Au niveau intermédiaire se trouvent les madhyam adhikaris, soit ceux qui savent faire la distinction entre quatre types de personnes:

  • l’Être suprême;
  • les dévots du Seigneur des seigneurs sous l’une ou l’autre de ses formes dans différentes cultures et traditions;
  • les innocents, qui n’ont tout simplement aucune connaissance de l’Absolu;
  • les athées, qui n’ont aucune foi en Dieu et qui méprisent ses dévots.

Les spiritualistes de cet ordre savent en outre comment agir avec chaque type de personne. Ils adorent l’Être suprême en le servant avec amour et dévotion; ils se lient d’amitié avec les dévots du Seigneur des seigneurs; ils s’efforcent d’éveiller les innocents à la conscience de l’Absolu et de raviver en eux l’amour de Dieu; et ils évitent tout simplement les athées qui se refusent à toute forme d’échange spirituel.

Enfin, au niveau le plus élevé se trouve l’outtama adhikari, capable de tout voir en relation avec l’Être suprême. Il ne fait aucune distinction particulière entre croyants et athées, ou matérialistes et spiritualistes, car il les sait tous être d’infimes émanations du Divin. Pour lui, le sage érudit et le chien errant sont de la même essence; ils ont seulement revêtu des corps différents en fonction de leur karma. Sans tenir compte des mérites respectifs de l’un et de l’autre, l’outtama adhikari s’emploie à faire du bien aux deux. C’est à cet ordre de spiritualistes que le présent mantra fait référence.

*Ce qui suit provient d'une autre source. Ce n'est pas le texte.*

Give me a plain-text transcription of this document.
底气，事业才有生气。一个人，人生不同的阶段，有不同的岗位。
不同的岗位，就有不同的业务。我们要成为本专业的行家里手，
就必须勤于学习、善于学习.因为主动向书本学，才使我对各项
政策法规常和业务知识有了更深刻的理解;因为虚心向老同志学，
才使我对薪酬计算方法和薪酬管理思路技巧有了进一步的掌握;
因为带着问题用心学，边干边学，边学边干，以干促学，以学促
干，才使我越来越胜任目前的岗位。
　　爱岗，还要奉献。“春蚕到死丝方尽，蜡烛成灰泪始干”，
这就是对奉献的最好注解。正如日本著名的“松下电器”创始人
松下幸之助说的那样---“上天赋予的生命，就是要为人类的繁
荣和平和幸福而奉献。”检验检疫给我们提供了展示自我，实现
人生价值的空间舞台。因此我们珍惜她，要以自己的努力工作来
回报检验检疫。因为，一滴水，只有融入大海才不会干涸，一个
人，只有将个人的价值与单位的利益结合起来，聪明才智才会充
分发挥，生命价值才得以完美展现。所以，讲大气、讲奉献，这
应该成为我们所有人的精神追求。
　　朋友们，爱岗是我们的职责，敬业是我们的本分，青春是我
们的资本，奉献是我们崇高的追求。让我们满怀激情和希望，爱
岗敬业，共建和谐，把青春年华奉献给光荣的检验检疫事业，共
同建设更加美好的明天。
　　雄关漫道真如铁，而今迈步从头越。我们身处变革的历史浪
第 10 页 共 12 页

Faire œuvre utile sur tous les plans

Un spiritualiste accompli ne se laisse pas tromper par l’apparence du corps; il s’intéresse plutôt au principe vital, à l’étincelle spirituelle qui anime chaque être. Ceux qui prônent la fraternité et la solidarité universelles sans avoir atteint un tel niveau de conscience ne s’intéressent en réalité qu’au corps matériel, et ne peuvent donc être d’aucune aide réelle à leurs semblables.

Politiciens, scientifiques, philanthropes et autres altruistes ignorant tout de l’Absolu et de la différence entre l’âme individuelle et l’Âme suprême ne peuvent rendre aucun service à l’âme. Seule une grande âme pleinement réalisée peut inculquer le secret de la vision universelle décrite dans ce mantra.

Nos yeux imparfaits ne nous permettent pas de voir les choses telles qu’elles sont. Pour connaître la vérité et percevoir la réalité dans sa dimension aussi bien spirituelle que matérielle, il faut s’en remettre à un spiritualiste éclairé ayant lui-même puisé cette science auprès d’une source sûre. Seule une grande âme voit en effet tous les êtres vivants comme ses propres frères et sœurs, car elle voit l’âme spirituelle en chacun. Et lorsqu’elle sert son prochain, c’est à cette âme qu’elle s’adresse, de sorte qu’elle comble du même coup ses besoins aussi bien matériels que spirituels.